# Need information on Dropper bottles



## flyingstapler™ (7/11/16)

Hi guys,

I have been looking around a few places, and I can't seem to find the dropper bottles I'm looking for. BlckVapour has both Clear and Amber, and that's awesome, but the last batch I ordered had a few of the pipettes that seemed a little too short for the 30ml's as well as the pipettes not attaching firmly to the base. 

Does anyone know about a supplier or anything that mainly sells these? I am looking for suppliers of the Clear as well as the Cobalt-coloured glassware for both 30ml and 50ml, but also at a cheap price. 

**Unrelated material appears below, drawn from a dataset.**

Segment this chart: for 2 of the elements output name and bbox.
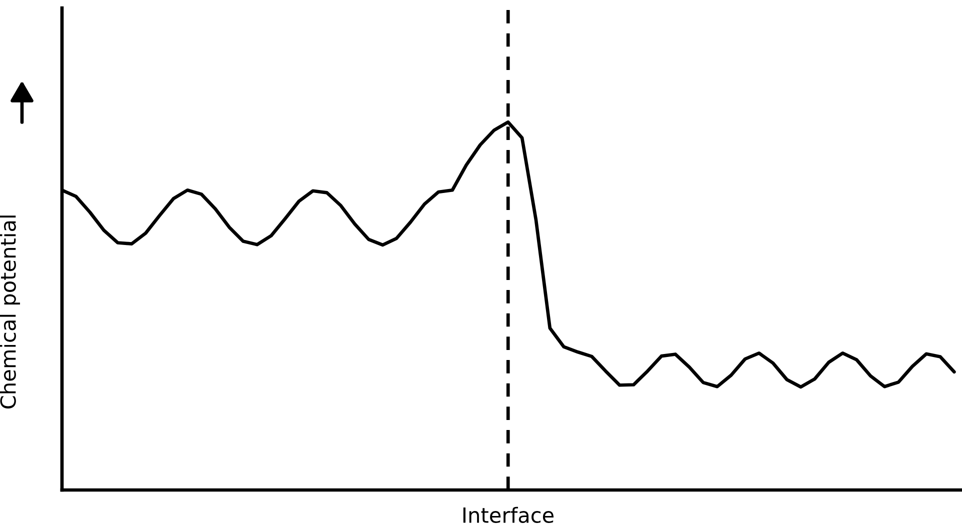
x-axis-title: Interface xyxy=(463,506,554,523)
y-axis-title: Chemical potential xyxy=(0,216,20,408)
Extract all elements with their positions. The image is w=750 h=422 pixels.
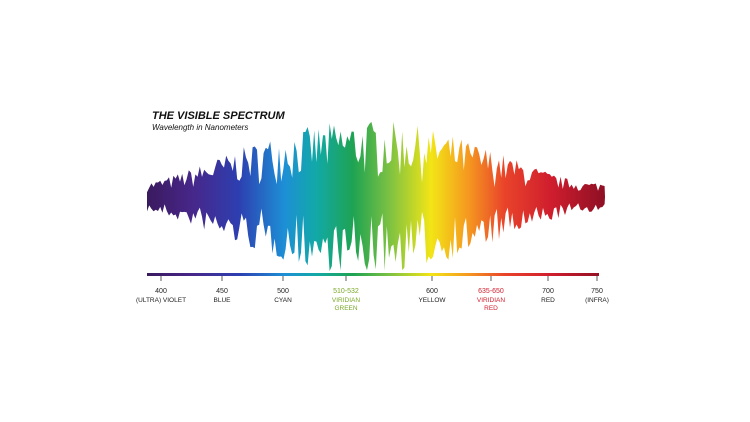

And if anyone knows a supplier of these types of dropper bottles in the picture below, that'd be great!




Thanks a bunch!


----------



## stevie g (7/11/16)

Chubby unicorns. Good luck

Reactions: Thanks 1


----------



## Slick (7/11/16)

Sprint said:


> Chubby unicorns. Good luck


A few people some time ago including myself were looking for these bottles but according to a few people and vendors as well,the clear bottles can only be imported from overseas,locally only the amber bottles are available at around R5 each and clear going around R10-R12 each,have no idea regarding the chubby unicorns,hope you come right!

Reactions: Thanks 1


----------



## Rude Rudi (17/11/16)

You can try here but they dont have the chubby unicorn. The originals are here but you might need a retailer to bring them in for you...

Reactions: Like 1


----------